“Then why did he show up at the restaurant?”
“Because he was already there with his partners from the firm. If you had walked in and caught me having dinner with him—alone—maybe you’d have a point. But that’s not what happened.”
Claire folds her arms and stares out the window, biting her lip. “I don’t believe you. I think you two have been talking.”
Sara slams her palm against the steering wheel. “Okay, you want to act like a bitch? Cool. I can play that game.” Her voice sharpens, cuts. “Here’s what you can believe. Believe it was good to see him after all this time. Believe that you dragged my ass out of work to follow you on this pathetic little heartbreak tour. And believe this—you’re the one who left. You’re the one who didn’t say a single word to him afterward. So don’t you dare sit over there and act like someone stole something from you.”
Claire stares straight ahead, lips pressed tight. But Sara isn’t finished.
“You’re not mad at me. You’re mad at yourself. Because he moved on. Because he went back to his life, his work, maybe even found someone else... and you thought he’d be waiting for you like some damn ghost.” She spits the words like venom, not out of cruelty—but because Claire needs to hear it. “You know what I think? I think if Jax had seen you again, it would’ve wrecked him. Carter told me what those months were like for him after the airport. You disappeared, Claire. You didn’t just break up with him, you vanished. And he didn’t deserve that then. He sure as hell doesn’t deserve it now.”
The silence that follows is thunderous. Only the hum of tires and the occasional thunk from a pothole cuts through the tension.
A few minutes pass. Then, in a voice stripped of all defense, Claire whispers, “I’m sorry, sis. You’re right.”
Sara doesn’t say anything, just stares ahead.
Claire sighs, voice breaking just a little. “I guess I’ve been looking for someone to blame… because blaming myself hurts too much.”
She pauses, letting the weight of truth settle.
“The truth is... I had an amazing guy.
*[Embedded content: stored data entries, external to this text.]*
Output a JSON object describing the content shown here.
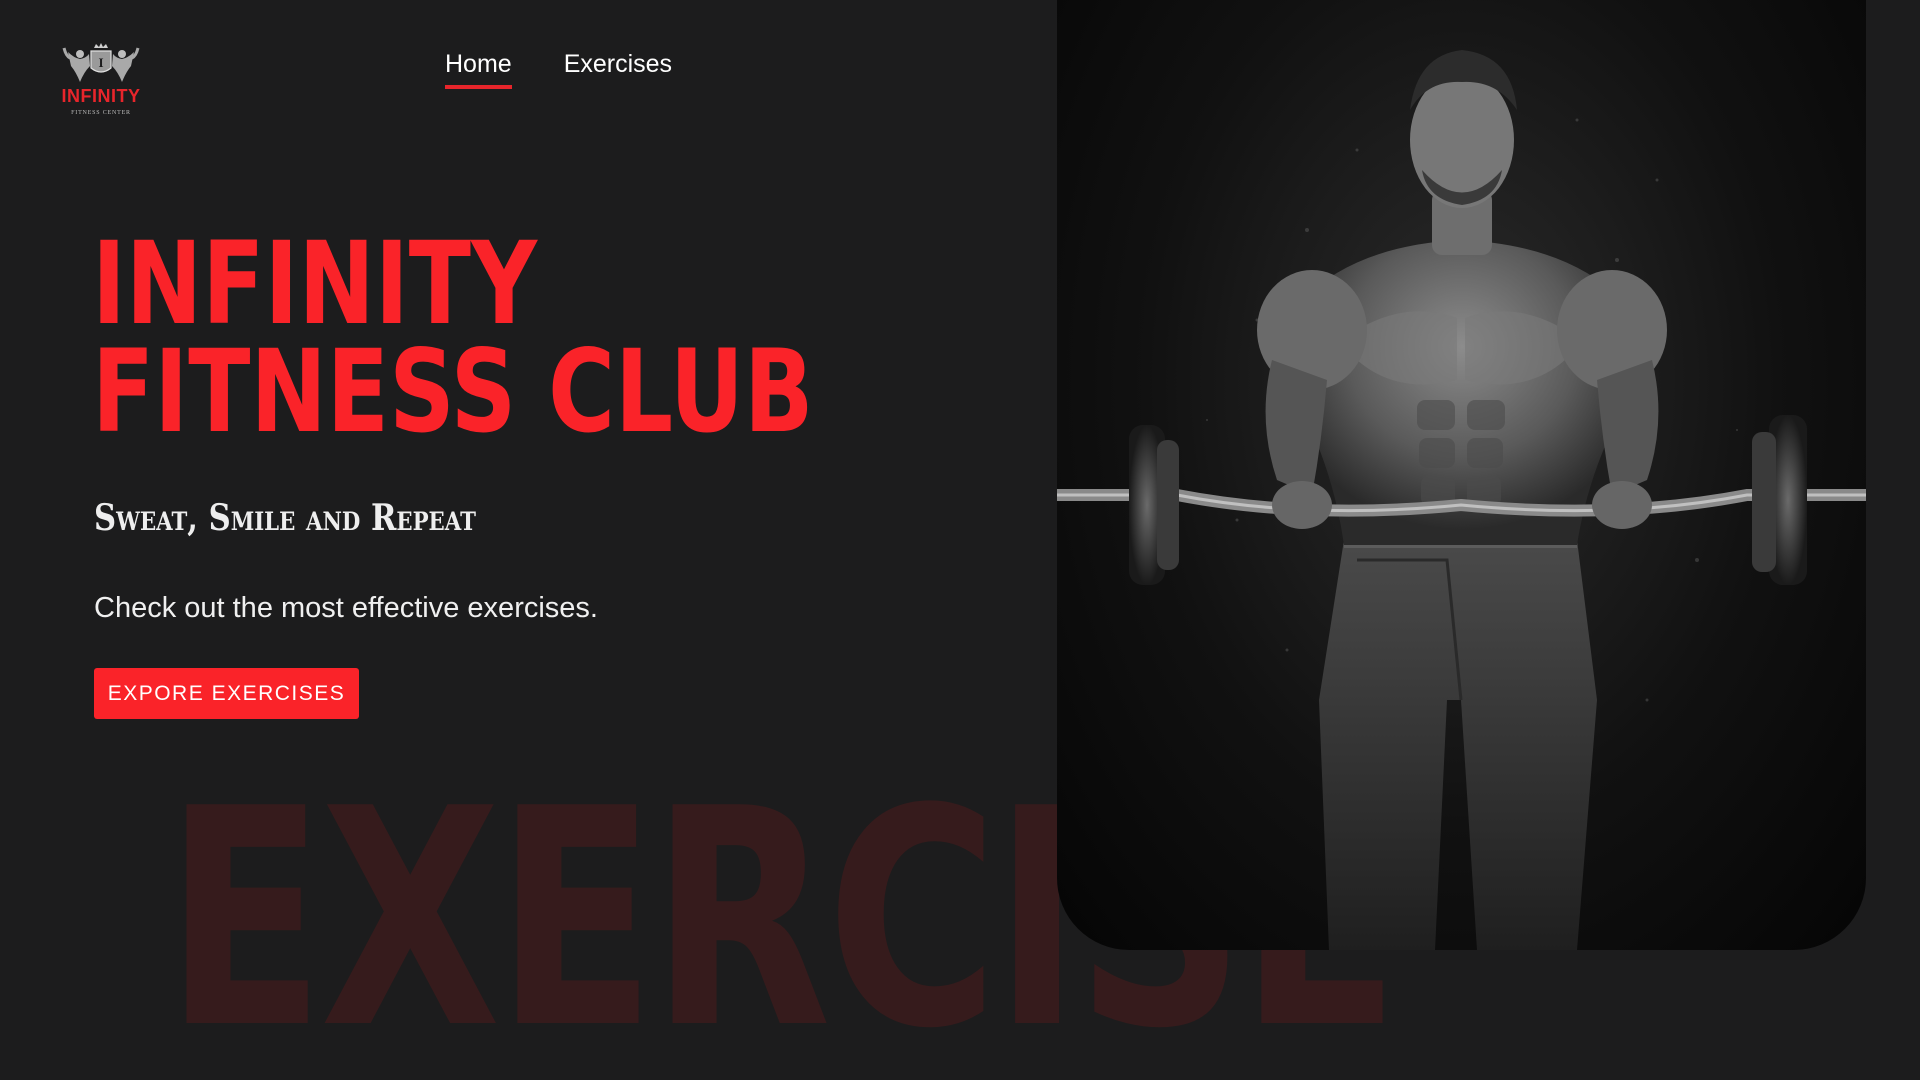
{
  "logo": {
    "brand": "INFINITY",
    "subtitle": "FITNESS CENTER",
    "emblem_letter": "I"
  },
  "nav": {
    "items": [
      {
        "label": "Home",
        "active": true
      },
      {
        "label": "Exercises",
        "active": false
      }
    ]
  },
  "hero": {
    "title_line1": "INFINITY",
    "title_line2": "FITNESS CLUB",
    "subtitle": "Sweat, Smile and Repeat",
    "description": "Check out the most effective exercises.",
    "cta_label": "EXPORE EXERCISES",
    "watermark": "EXERCISE",
    "image_alt": "Muscular man lifting barbell"
  },
  "colors": {
    "accent": "#fa2329",
    "background": "#1c1c1d",
    "watermark": "#361b1c",
    "text": "#ffffff"
  }
}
One who adored me. Who made me feel like I was the only woman on the planet. And when it came time to leap... I couldn’t do it. There were too many ‘what ifs,’ too many fears about leaving everything I knew. So I ran.”
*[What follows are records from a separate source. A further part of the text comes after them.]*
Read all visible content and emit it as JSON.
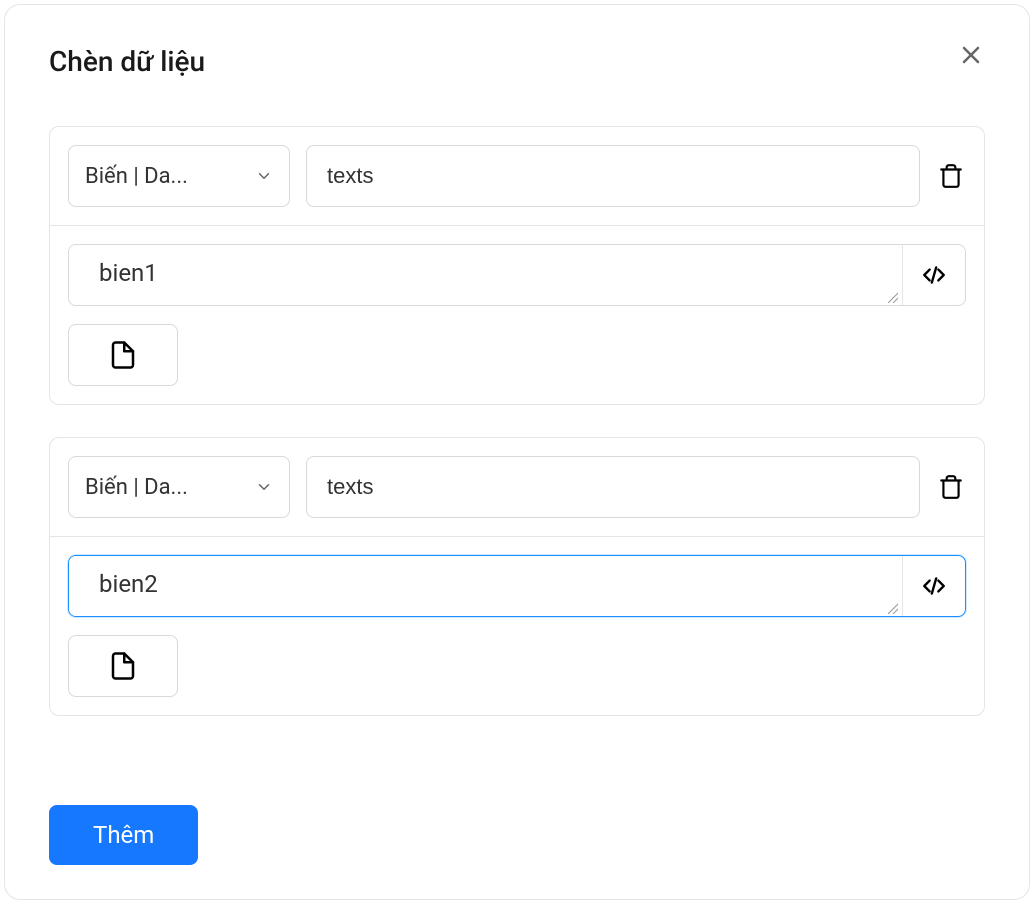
{
  "dialog": {
    "title": "Chèn dữ liệu"
  },
  "groups": [
    {
      "type_label": "Biến | Da...",
      "name_value": "texts",
      "value": "bien1"
    },
    {
      "type_label": "Biến | Da...",
      "name_value": "texts",
      "value": "bien2"
    }
  ],
  "buttons": {
    "add": "Thêm"
  }
}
And for the first time in that car, Claire lets the silence speak.
57
Built on Lies
AsClairewalksintothe house, she finds Travis sitting on the couch, elbows on his knees, staring at the floor like it’s holding all the answers. But when he looks up, the storm in his eyes says everything before he even opens his mouth.
“You were with him, weren’t you?”
Her heart sinks. It's not a question—it’s a sentence. A truth he’s already convicted her of.
Are my feelings for Jaxon that obvious? There’s no way Travis could understand why I went back. Not really. I didn’t see Jaxon. We didn’t talk. He looked right through me like I never even mattered. But how do you explain needing closure from someone who didn’t even know you came looking for it?
“No,” Claire says softly, “I wasn’t with him.”
Travis leans forward, his voice harder now. “Then what the hell were you doing back on the island?”
She swallows. “I just… I needed to make sure everything was okay. I guess I needed closure.”
“Closure?” he spits. “You guess? You drove six damn hours without even knowing if he was alive!”
“He was in Atlanta a few weeks ago,” she snaps back. “So yeah—I knew he was alive.”
Travis’s face shifts, eyebrows pulling tight. “And how the hell do you know he was in Atlanta?”
Claire sighs. “Sara ran into him. At the corporate event her company catered. It was for his promotion. And before you ask, no—I didn’t see him. I didn’t know he was there.”
Travis laughs, but there’s no humor in it. Just hurt. “Claire, what the fuck are you doing? You have me. We’re engaged. Why are you still chasing some summer fling from years ago?”
Claire lifts her chin, defiant but trembling. “Because it wasn’t just a fling. It changed me. That place changed me.”
“Then why’d you leave? Huh? If it was so perfect—why didn’t you just stay? Why didn’t you get on the fucking plane, Claire? Or at the very least, call?”
Her blood runs cold. Her voice goes quiet. “How do you know I didn’t fly back?”